Umsonst rückte im Frühjahr 1599 der Graf von Essex, Günstling der Königin, mit einem starken Heer gegen ihn heran; er sah sich genötigt, mit O’Niell einen Waffenstillstand zu schließen, und kehrte nach England zurück. Glücklicher war sein Nachfolger Lord Mountjoy, der die von den Spaniern unter Aquila unterstützte Heeresmacht O’Niells am 24. Dezember 1601 vor Cionn tSáile vollständig aufs Haupt schlug. Darauf verließen die Spanier 1602 Irland wieder, und Tír Eoghain mußte sich ergeben. Bei dem Tod Elisabeths 1603 stand ganz Irland unter englischer Botmäßigkeit. Doch hatte die Unterdrückung der Aufstände eine Menge Ureinwohner das Leben gekostet und zur Konfiskation von mehr als 600.000 Morgen Landes zugunsten englischer Kolonisten erwünschten Vorwand gegeben.

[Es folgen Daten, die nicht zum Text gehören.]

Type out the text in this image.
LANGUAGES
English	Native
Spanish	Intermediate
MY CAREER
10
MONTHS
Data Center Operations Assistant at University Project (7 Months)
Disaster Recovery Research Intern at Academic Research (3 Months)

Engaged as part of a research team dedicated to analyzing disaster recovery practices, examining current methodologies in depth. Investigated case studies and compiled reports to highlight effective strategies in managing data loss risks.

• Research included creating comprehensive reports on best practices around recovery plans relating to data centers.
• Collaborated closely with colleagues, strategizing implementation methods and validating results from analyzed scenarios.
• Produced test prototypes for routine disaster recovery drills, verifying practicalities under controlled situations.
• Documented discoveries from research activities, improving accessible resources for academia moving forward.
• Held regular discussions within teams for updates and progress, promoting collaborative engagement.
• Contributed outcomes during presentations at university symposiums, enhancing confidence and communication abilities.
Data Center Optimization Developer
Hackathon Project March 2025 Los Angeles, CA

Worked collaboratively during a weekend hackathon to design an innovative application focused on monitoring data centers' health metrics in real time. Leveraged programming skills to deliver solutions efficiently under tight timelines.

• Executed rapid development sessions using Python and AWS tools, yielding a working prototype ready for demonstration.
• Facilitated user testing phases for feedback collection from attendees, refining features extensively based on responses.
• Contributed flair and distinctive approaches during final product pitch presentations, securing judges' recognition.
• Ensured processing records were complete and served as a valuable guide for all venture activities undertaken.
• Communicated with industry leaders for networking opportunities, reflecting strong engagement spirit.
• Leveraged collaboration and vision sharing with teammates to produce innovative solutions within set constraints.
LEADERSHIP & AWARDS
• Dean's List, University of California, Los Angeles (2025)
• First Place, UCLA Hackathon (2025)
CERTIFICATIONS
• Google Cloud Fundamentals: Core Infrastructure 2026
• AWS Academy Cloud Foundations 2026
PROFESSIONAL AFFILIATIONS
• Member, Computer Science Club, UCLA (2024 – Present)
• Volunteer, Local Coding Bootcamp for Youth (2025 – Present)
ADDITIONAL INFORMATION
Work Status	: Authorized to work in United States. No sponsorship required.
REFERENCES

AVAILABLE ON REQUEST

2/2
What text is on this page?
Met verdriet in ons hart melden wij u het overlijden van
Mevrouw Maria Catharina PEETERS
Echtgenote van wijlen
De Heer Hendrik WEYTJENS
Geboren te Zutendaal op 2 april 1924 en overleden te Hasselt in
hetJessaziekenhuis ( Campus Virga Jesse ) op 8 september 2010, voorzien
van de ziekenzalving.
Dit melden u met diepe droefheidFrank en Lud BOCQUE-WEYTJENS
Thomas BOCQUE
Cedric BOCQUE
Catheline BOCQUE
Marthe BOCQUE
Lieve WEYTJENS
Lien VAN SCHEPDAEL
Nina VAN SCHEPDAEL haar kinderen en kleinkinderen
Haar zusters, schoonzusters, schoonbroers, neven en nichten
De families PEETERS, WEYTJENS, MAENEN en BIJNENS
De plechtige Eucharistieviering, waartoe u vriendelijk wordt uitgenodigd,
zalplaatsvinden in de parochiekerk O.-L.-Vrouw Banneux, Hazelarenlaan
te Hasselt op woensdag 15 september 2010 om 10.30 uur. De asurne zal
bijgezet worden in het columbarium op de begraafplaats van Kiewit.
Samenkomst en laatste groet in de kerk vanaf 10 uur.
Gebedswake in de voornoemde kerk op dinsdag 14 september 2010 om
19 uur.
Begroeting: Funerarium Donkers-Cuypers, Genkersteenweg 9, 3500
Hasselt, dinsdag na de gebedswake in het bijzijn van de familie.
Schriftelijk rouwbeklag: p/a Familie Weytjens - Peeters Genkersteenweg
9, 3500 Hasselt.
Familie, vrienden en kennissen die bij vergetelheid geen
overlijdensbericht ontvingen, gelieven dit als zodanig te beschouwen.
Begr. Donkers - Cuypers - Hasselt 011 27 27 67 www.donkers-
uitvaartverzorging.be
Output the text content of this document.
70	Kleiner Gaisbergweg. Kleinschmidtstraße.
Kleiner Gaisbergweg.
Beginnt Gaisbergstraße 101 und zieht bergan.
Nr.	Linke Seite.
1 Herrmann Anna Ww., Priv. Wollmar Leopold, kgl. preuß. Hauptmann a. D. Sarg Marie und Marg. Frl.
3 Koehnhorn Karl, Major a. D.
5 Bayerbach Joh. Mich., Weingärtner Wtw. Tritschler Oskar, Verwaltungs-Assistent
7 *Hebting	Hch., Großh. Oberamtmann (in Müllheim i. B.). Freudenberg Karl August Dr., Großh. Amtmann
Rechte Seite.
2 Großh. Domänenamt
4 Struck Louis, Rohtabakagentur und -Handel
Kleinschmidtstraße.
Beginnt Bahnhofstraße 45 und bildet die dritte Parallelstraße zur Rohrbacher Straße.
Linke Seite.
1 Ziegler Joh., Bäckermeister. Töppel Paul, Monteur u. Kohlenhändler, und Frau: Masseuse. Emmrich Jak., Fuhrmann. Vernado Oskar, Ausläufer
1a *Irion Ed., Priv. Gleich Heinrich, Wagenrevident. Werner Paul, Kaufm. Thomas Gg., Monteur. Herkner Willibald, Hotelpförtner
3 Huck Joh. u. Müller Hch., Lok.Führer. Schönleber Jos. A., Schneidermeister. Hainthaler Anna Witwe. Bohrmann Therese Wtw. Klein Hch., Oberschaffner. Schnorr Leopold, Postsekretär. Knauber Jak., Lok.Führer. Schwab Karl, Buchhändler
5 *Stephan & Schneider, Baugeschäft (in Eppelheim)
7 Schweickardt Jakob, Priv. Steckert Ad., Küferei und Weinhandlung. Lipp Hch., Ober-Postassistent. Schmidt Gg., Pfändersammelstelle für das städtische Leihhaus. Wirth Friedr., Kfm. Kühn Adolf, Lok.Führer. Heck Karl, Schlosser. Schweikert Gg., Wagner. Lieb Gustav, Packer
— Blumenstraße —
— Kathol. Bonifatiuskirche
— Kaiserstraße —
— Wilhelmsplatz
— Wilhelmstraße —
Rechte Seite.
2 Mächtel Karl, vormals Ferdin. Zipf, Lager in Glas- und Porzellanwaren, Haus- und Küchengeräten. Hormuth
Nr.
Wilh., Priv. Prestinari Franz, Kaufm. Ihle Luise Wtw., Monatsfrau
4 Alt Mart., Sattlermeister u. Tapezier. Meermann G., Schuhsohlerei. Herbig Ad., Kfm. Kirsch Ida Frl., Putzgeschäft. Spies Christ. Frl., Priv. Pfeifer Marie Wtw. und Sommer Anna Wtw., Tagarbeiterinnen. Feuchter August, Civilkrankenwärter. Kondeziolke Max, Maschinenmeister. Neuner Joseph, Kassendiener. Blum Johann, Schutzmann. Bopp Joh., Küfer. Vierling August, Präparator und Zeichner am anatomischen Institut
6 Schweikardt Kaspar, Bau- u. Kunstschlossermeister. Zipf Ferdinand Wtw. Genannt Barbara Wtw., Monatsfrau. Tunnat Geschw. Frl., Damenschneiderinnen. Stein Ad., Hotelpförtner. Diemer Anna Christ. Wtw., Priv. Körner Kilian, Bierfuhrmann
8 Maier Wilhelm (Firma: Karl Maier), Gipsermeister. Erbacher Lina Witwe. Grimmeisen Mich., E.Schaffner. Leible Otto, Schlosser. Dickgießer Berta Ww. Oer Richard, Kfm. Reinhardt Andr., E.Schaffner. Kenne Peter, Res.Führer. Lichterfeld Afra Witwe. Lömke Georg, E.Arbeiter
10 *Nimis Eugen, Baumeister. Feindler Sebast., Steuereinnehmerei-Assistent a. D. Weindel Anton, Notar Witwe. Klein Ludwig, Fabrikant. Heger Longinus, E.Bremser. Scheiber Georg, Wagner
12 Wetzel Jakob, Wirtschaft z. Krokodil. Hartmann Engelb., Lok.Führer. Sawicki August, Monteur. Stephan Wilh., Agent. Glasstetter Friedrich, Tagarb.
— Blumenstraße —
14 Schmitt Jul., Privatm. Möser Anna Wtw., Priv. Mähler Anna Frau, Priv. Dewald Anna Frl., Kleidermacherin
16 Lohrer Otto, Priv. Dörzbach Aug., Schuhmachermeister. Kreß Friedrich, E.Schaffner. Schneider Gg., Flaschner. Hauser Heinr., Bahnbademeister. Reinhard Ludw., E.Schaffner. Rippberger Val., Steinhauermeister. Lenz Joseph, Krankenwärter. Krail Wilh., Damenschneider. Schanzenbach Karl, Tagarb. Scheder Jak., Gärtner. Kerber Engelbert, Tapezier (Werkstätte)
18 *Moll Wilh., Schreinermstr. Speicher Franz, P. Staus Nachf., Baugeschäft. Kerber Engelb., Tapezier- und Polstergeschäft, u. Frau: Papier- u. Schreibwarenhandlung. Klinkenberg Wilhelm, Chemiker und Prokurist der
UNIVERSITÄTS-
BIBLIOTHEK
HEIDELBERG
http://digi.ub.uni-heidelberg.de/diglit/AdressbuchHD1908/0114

König Jakob I. beabsichtigte, in Irland durchgreifende Reformen einzuführen und begann damit, daß er die Macht der irischen Häuptlinge zu brechen suchte, indem er ihnen alle Besitzungen, für die sie den Lehnsbrief nicht vorweisen konnten, abnahm. Auf diese Weise gelangte Jakob I. in den Besitz von 800.000 Morgen Landes, die größtenteils an englische Spekulanten und an Schotten verkauft wurden, welche die Stadt Doire (engl. Londonderry) und eine Menge anderer Kolonien gründeten. Der religiöse Zwiespalt zwischen den katholischen Iren und den protestantischen Engländern wurde durch diese Gewalttätigkeiten nur noch mehr verschärft, und unter Jakobs Nachfolger Karl I. versuchten die bis 1641 von Lord Strafford mit strengster Härte regierten Irländer noch einmal – während der zwischen England und Schottland entstandenen Wirren – das englische Joch abzuwerfen.

An der Spitze des Aufstandes standen Roger Moore, Sir Phelim O’Neal und Lord Cornelius Macguire, Enkel alter Stammeshäuptlinge; er begann im Oktober 1641 in der Provinz Ulaidh, wo es eine große Masse Heimatloser gab. Der Klerus wußte der Revolution auch ein religiöses Interesse beizumischen; binnen weniger Tage wurden nach einigen Berichten 5.000, nach anderen sogar gegen 20.000 protestantische Engländer getötet, und eine noch größere Zahl fand ihren Untergang auf der Flucht. In England argwöhnte man, daß der Tod so vieler Männer, die der republikanischen Partei angehörten, nicht ohne Wissen des Königs geschehen sei, und dieser Umstand trug in der Folge viel zum Sieg der englischen Revolution bei.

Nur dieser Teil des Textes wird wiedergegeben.